Cole: One sticking point with database tools like Hadoop is the lack of real-time analytics. How does IMDG technology help on that score?
Bain: IMDGs, such as ScaleOut Analytics Server, enable real-time data analytics by attacking the well-known bottlenecks to performance inherent in Hadoop’s architecture. First, staging data in RAM dramatically reduces Hadoop’s disk I/O required to input a data set for analysis. For example, performance measurements using the Terasort benchmark have demonstrated an 11X reduction in access latency. Second, IMDGs can eliminate Hadoop’s batch scheduling overhead and streamline data combining by employing a simplified computation model and an analytics engine tightly integrated with the IMDG’s RAM-based storage.
To help combine Hadoop with an IMDG and thereby improve its real-time capabilities, we have recently released a new in-memory computing product called ScaleOut hServer, specifically designed to work with Hadoop. Our ultimate aim is to enable Hadoop to perform real-time analytics, and this release focuses on the data access bottleneck as a first step toward that goal. Instead of storing data on disk within the Hadoop Distributed File System (HDFS), ScaleOut hServer enables Hadoop to use a fast, scalable IMDG. This provides two key benefits. First, live data can be continuously updated while it is being accessed for analysis using standard Hadoop MapReduce applications, eliminating the limitation that HDFS data cannot be updated. Second, ScaleOut hServer can be used as a transparent in-memory cache for HDFS data sets that fit within the IMDG’s memory. In this usage model, when a Hadoop MapReduce job accesses HDFS data, ScaleOut hServer automatically caches the data set in the IMDG. On subsequent runs, Hadoop transparently reads key/value pairs from the IMDG, significantly speeding up data access time.
Cole: What about scalability?
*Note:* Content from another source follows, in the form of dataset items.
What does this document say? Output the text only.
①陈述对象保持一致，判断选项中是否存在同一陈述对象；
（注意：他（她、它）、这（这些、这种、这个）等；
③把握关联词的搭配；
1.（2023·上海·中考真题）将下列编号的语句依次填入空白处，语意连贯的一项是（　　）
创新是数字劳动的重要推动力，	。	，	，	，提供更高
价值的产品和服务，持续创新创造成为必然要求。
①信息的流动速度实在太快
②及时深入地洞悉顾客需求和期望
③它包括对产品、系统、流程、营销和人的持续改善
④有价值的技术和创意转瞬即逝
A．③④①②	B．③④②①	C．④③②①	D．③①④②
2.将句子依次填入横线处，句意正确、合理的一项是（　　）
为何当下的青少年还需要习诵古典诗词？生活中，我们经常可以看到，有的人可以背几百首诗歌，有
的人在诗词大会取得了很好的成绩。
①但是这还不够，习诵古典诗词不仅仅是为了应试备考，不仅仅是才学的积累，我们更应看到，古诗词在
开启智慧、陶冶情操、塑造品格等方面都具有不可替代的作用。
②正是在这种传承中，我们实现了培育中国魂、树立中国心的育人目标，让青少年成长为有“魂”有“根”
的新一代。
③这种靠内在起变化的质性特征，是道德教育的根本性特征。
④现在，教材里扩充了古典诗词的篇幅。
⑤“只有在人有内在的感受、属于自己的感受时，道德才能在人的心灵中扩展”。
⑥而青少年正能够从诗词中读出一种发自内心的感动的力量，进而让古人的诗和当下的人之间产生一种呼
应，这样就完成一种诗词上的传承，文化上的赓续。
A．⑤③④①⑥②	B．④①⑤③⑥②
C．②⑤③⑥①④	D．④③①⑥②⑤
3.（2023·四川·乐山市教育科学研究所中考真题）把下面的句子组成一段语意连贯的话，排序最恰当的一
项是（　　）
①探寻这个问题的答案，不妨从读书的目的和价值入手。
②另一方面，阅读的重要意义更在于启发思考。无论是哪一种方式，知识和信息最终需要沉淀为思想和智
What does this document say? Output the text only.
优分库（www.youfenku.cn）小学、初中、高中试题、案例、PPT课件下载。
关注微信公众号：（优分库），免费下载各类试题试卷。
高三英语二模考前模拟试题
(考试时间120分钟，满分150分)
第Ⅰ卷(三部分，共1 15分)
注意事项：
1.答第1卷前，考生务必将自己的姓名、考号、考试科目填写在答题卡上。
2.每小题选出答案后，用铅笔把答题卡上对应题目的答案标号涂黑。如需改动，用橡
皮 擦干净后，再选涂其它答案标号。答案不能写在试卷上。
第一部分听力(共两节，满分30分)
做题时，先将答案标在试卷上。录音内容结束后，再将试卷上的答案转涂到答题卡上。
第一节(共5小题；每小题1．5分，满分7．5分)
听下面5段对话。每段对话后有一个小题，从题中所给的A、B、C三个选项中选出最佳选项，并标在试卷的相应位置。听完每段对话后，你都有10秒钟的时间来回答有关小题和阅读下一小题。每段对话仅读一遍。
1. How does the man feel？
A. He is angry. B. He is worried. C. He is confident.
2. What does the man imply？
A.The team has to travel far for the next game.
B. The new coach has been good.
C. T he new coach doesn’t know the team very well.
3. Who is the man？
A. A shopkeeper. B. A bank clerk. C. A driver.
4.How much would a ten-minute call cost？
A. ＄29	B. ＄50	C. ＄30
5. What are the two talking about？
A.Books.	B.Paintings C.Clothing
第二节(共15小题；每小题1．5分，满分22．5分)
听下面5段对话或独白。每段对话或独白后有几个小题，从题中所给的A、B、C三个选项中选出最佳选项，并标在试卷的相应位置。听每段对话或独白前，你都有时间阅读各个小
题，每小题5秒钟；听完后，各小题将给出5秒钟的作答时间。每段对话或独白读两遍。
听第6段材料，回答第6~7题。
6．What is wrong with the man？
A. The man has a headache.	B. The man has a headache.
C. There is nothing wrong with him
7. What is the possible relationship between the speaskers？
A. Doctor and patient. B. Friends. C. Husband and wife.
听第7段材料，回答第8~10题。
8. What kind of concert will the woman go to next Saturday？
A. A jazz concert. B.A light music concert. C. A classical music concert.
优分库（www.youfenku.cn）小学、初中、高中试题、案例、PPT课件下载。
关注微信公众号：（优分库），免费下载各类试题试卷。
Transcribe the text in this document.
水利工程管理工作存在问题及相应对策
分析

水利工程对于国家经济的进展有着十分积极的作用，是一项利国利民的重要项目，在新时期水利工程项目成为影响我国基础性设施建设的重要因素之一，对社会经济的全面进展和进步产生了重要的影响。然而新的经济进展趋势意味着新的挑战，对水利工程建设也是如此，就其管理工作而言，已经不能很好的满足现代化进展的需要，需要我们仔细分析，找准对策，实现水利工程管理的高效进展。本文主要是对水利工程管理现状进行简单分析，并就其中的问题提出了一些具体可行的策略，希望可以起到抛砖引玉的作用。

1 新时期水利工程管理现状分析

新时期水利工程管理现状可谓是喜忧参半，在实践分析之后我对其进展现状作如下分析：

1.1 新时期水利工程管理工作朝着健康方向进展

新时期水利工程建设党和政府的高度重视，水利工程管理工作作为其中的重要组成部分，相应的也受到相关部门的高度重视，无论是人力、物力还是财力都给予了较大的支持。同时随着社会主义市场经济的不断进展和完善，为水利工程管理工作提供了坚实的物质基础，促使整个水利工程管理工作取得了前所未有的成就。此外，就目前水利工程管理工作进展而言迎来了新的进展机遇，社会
Will in-memory be able to keep up with the steadily increasing data loads that most enterprises are dealing with?
Bain: Well-designed IMDG architectures support linear performance scaling across hundreds or even thousands of servers, limited only by interconnect bandwidth, power and heat dissipation. As multicore servers increase their memory capacity and speed and interconnect technologies advance, IMDGs will continue to be scaled to handle steadily growing data sets. However, given the premium that must be paid for RAM versus SSDs, hybrid architectures that incorporate both technologies are likely to have an advantage in overall cost-effectiveness and may emerge as the dominant platform for real-time analytics.
In the current market, companies are moving toward real-time in-memory systems to store and analyze their live data while continuing to store their static data on disk for batch analysis. Live data sets are typically less than 10TB and many are 1TB or less. These will easily fit into today’s memory-based computing solutions and enable companies to gain a competitive edge in managing their operations and detecting perishable business opportunities.